I also had idling problems before it had sat for 15 years, but they definitely weren't has bad. Do you have any idea why that might have been?


----------



## where_2 (Jul 21, 2003)

*Re: VW '66 idling problems. Help!? (popcornfamily6)*

Your best friend in owning that car is a book entitled "How to keep your Volkswagen Alive" by John Muir. Hit Amazon.com up for a copy. The best version was the spiral bound version, because it lays flat. The glue binder later versions were the same information, but keeping your place in it wasn't as easy as you worked on the car. 
_It will explain more than the Vortex can ever attempt to explain. _
I presume you've checked the valve clearances recently and adjusted them accordingly?
I presume you have tried turning off all the lights at night, and checked to see that you're not seeing any electrical discharge through the old spark plug wires anywhere? (yes, it happens)
I presume you've got the points gapped correctly, checked the cap and rotor for excessive buildup or corrosion? Checked the plug wire ends where they connect to the spark plugs? You've also removed and checked the spark plugs to make sure they don't have excessive carbon buildup?
I presume you've checked for any possible air leaks where the horizontal intake runner below the carburetor connects to the dual-port castings that feed the air/fuel mixture into the head? 
If you've done all that, get yourself a carburetor kit, and disassemble the carburetor. If you need pointers on doing that, get the book I mentioned at the beginning... The remainder of the book title is "a step by step manual for the complete idiot". I'm not saying you're an idiot.

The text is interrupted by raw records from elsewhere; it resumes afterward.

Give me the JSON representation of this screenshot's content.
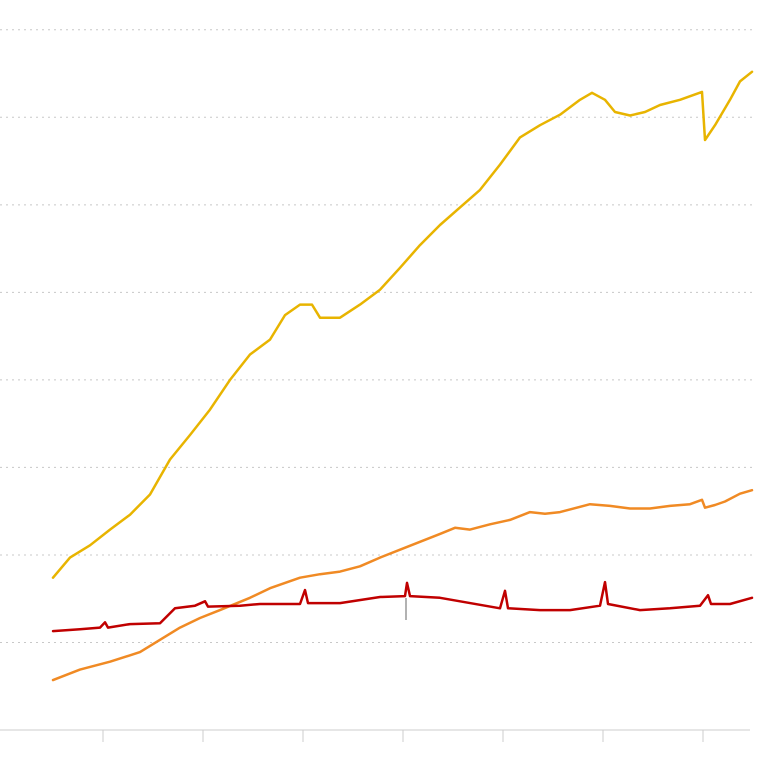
{
  "chart_data": {
    "type": "line",
    "xlim": [
      0,
      7.5
    ],
    "ylim": [
      0,
      8.34
    ],
    "xticks": [
      1,
      2,
      3,
      4,
      5,
      6,
      7
    ],
    "yticks": [
      1,
      2,
      3,
      4,
      5,
      6,
      7,
      8
    ],
    "grid": true,
    "series": [
      {
        "color": "#e8b400",
        "x": [
          0.5,
          0.67,
          0.87,
          1.07,
          1.27,
          1.47,
          1.67,
          1.87,
          2.07,
          2.27,
          2.47,
          2.67,
          2.82,
          2.97,
          3.09,
          3.17,
          3.37,
          3.57,
          3.77,
          3.97,
          4.17,
          4.37,
          4.57,
          4.77,
          4.97,
          5.17,
          5.37,
          5.57,
          5.77,
          5.89,
          6.02,
          6.12,
          6.27,
          6.42,
          6.57,
          6.77,
          6.99,
          7.02,
          7.12,
          7.27,
          7.37,
          7.49
        ],
        "values": [
          1.74,
          1.97,
          2.11,
          2.29,
          2.46,
          2.69,
          3.09,
          3.37,
          3.66,
          4.0,
          4.29,
          4.46,
          4.74,
          4.86,
          4.86,
          4.71,
          4.71,
          4.86,
          5.03,
          5.28,
          5.54,
          5.77,
          5.97,
          6.17,
          6.46,
          6.77,
          6.91,
          7.03,
          7.2,
          7.28,
          7.2,
          7.06,
          7.02,
          7.06,
          7.14,
          7.2,
          7.29,
          6.74,
          6.91,
          7.2,
          7.41,
          7.52
        ]
      },
      {
        "color": "#f08a24",
        "x": [
          0.5,
          0.77,
          1.07,
          1.37,
          1.57,
          1.77,
          1.97,
          2.17,
          2.47,
          2.67,
          2.97,
          3.17,
          3.37,
          3.57,
          3.77,
          3.97,
          4.17,
          4.37,
          4.52,
          4.67,
          4.87,
          5.07,
          5.27,
          5.42,
          5.57,
          5.87,
          6.07,
          6.27,
          6.47,
          6.67,
          6.87,
          6.99,
          7.02,
          7.12,
          7.22,
          7.37,
          7.49
        ],
        "values": [
          0.57,
          0.69,
          0.78,
          0.89,
          1.03,
          1.17,
          1.28,
          1.37,
          1.51,
          1.62,
          1.74,
          1.78,
          1.81,
          1.87,
          1.97,
          2.06,
          2.15,
          2.24,
          2.31,
          2.29,
          2.35,
          2.4,
          2.49,
          2.47,
          2.49,
          2.58,
          2.56,
          2.53,
          2.53,
          2.56,
          2.58,
          2.63,
          2.54,
          2.57,
          2.61,
          2.7,
          2.74
        ]
      },
      {
        "color": "#c00000",
        "x": [
          0.5,
          0.77,
          0.97,
          1.02,
          1.05,
          1.27,
          1.57,
          1.72,
          1.92,
          2.02,
          2.05,
          2.37,
          2.57,
          2.97,
          3.02,
          3.05,
          3.37,
          3.77,
          4.02,
          4.04,
          4.07,
          4.37,
          4.77,
          4.97,
          5.02,
          5.05,
          5.37,
          5.67,
          5.97,
          6.02,
          6.05,
          6.37,
          6.67,
          6.97,
          7.05,
          7.08,
          7.27,
          7.49
        ],
        "values": [
          1.13,
          1.15,
          1.17,
          1.23,
          1.17,
          1.21,
          1.22,
          1.39,
          1.42,
          1.47,
          1.41,
          1.42,
          1.44,
          1.44,
          1.6,
          1.45,
          1.45,
          1.52,
          1.53,
          1.68,
          1.53,
          1.51,
          1.43,
          1.39,
          1.59,
          1.39,
          1.37,
          1.37,
          1.42,
          1.69,
          1.44,
          1.37,
          1.39,
          1.42,
          1.54,
          1.44,
          1.44,
          1.51
        ]
      }
    ]
  }
}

I'm saying just as the author of the book did, that he was intending the reader to have almost no knowledge on the subject of automobiles. John steps you through what it takes to work on those air cooled engines in great detail. The book is an enjoyable read, and I'm not one who likes to read for fun. However, this book is amusing, entertaining, and fun to read. I first read it when I was 17. I re-read many sections over the years as different things broke on my Beetle. It was almost like having a personal mechanic there to give you pointers while you worked on the car. http://****************.com/smile/emthup.gif 
I wish someone would make a somewhat relevant modern equivalent to this book for parents with teenaged drivers. The book covered important details of owning a car, such as what to do if the idiot lights on the dash come on while you are driving. A co-worker of mine almost had a seized up engine a few weeks back, because his son ignored the "Water Temp" light, and pegged gauge after the water pump sprung a leak...


----------



## popcornfamily6 (Jan 14, 2009)

*Re: VW '66 idling problems. Help!? (where_2)*

Thanks for the suggestions, now the fun begins.


----------



## popcornfamily6 (Jan 14, 2009)

*Re: VW '66 idling problems. Help!? (popcornfamily6)*

I appreciate the time you took to answer. Thanks for the suggestions. It looks like my daughter and I are going to have some interesting times working together.


----------